Само по себе появление в России в конце рационального безрелигиозного ХХ века многочисленных верующих во Христа Спасителя является, безусловно, феноменом, а правильнее сказать, чудом Божьим. В то время, когда, казалось бы, не то что христианство, а и любая религия должна была кануть в лету, в России произошёл взрыв религиозного чувства, и изголодавшаяся по «невидимому» публика с жадностью набросилась на всё потустороннее. Трудно найти сейчас сколько-нибудь «чистого» атеиста. Кто-то из наших соотечественников обрёл себя в исламе, кто-то - в язычестве, разнообразных христианских (и не только) сектах, множество - в оккультизме и разных агностических учениях. Большая часть наших соотечественников с той или иной мерой основательности обратилась к спасительному Православию. Но как бы не захватила наше общество религиозная лихорадка, все мы остаёмся, по сути, неофитами, привнёсшими вместе с собой в новую для нас религиозную жизнь, рудименты нашего прежнего, полуатеистического «общественного» сознания. Ничего ужасного в этом нет, но и не замечать некоторых феноменальных особенностей современного православного сознания опасно. Если не удаётся в одночасье изменить своё сознание, надо хотя бы стремиться к этому. В этой небольшой статье я попытаюсь обратить внимание читающей публики на некоторые, особенно бросающиеся в глаза феномены современного православного сознания.
1. Классовый подход к определению «народ Божий»
Хоть мы уже и не советские люди, а граждане свободной России, нам никак не удаётся отделаться от въевшегося в наше сознание классового подхода к окружающей действительности.

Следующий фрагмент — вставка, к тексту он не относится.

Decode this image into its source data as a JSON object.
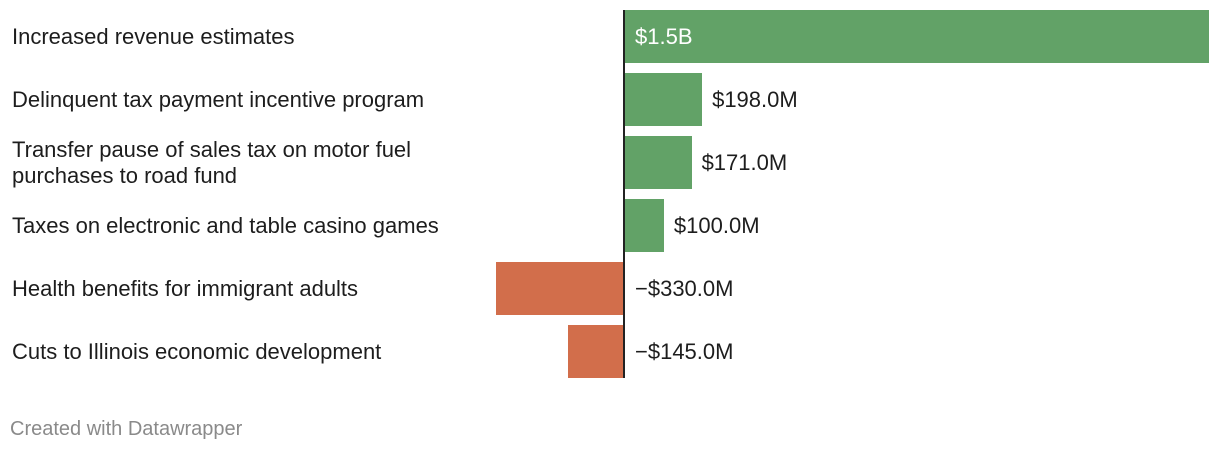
{
  "chart_data": {
    "type": "bar",
    "orientation": "horizontal",
    "categories": [
      "Increased revenue estimates",
      "Delinquent tax payment incentive program",
      "Transfer pause of sales tax on motor fuel purchases to road fund",
      "Taxes on electronic and table casino games",
      "Health benefits for immigrant adults",
      "Cuts to Illinois economic development"
    ],
    "values": [
      1500,
      198,
      171,
      100,
      -330,
      -145
    ],
    "value_labels": [
      "$1.5B",
      "$198.0M",
      "$171.0M",
      "$100.0M",
      "−$330.0M",
      "−$145.0M"
    ],
    "unit": "millions of dollars",
    "xlim": [
      -330,
      1500
    ],
    "colors": {
      "positive": "#62a267",
      "negative": "#d26e4b",
      "axis": "#222222"
    }
  },
  "footer": {
    "credit": "Created with Datawrapper"
  }
}
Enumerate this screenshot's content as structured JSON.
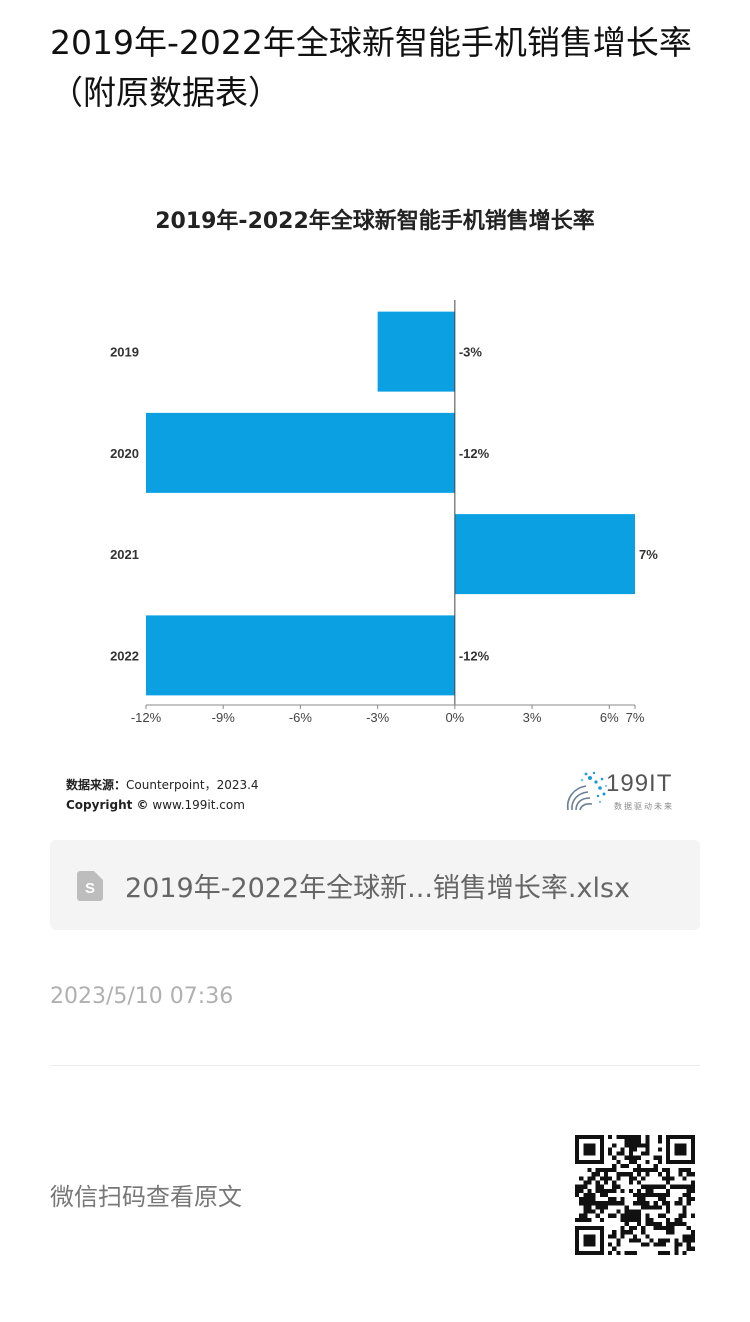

Нередко приходится слышать в качестве доказательства правоты какой-нибудь идеи, что Народ Божий является хранителем Божественной Истины. Причём, из контекста высказывания понятно, что в этот самый народ входят исключительно миряне, ну, может быть, некоторая «сознательная» часть духовенства, но никак уж ни архиереи (само собой, кроме одного, всем известного). Отсюда и такое классовое псевдоиерархическое представление о Церкви: миряне - некий пролетариат, который своим трудом кормит буржуев - архиереев и их прислужников - духовенство, и которому нечего терять кроме своих цепей. И истина, само собой, у самого передового класса православных - так называемых «простых верующих», пролетариев Церкви.
При этом всем известно, что Народ Божий - это вся Церковь Христова, Церковь Апостольская, которая немыслима без законных наследников Апостолов - епископов и без ими поставленных служителей - священников. Но в полемике это как-то забывается, и Народ Божий становится православным пролетариатом, от имени которого может вещать всякий желающий. Причём, без всякой опаски. От имени Церкви - нельзя, это будет восхищением власти, только архипастыри имеют право от Неё говорить, и посмей кто-то высказаться - могут и спросить, и наказать канонически. А от имени Народа Божьего можно говорить сколько угодно, народ-то - понятие неопределённое, он ведь не спросит...
Приём, в целом, не новый. Революционеры в своё время от имени народа и власть беззаконно восхитили у Царя, и гражданскую войну развязали якобы в интересах этого самого виртуального народа, и погубили миллионы уже самого настоящего русского народа опять же в интересах этого, воображаемого. И, как и прежде, на этот нехитрый приём попадаются очень многие верующие с чувством «законной гордости» считая не Церковь, а себя хранителями Истины.
2. Партийность-идеологичность
Другой характерный феномен нашего сознания - обличение в неправильной вере или вообще в отсутствии таковой своих единоверцев, придерживающихся «не той» идеологии.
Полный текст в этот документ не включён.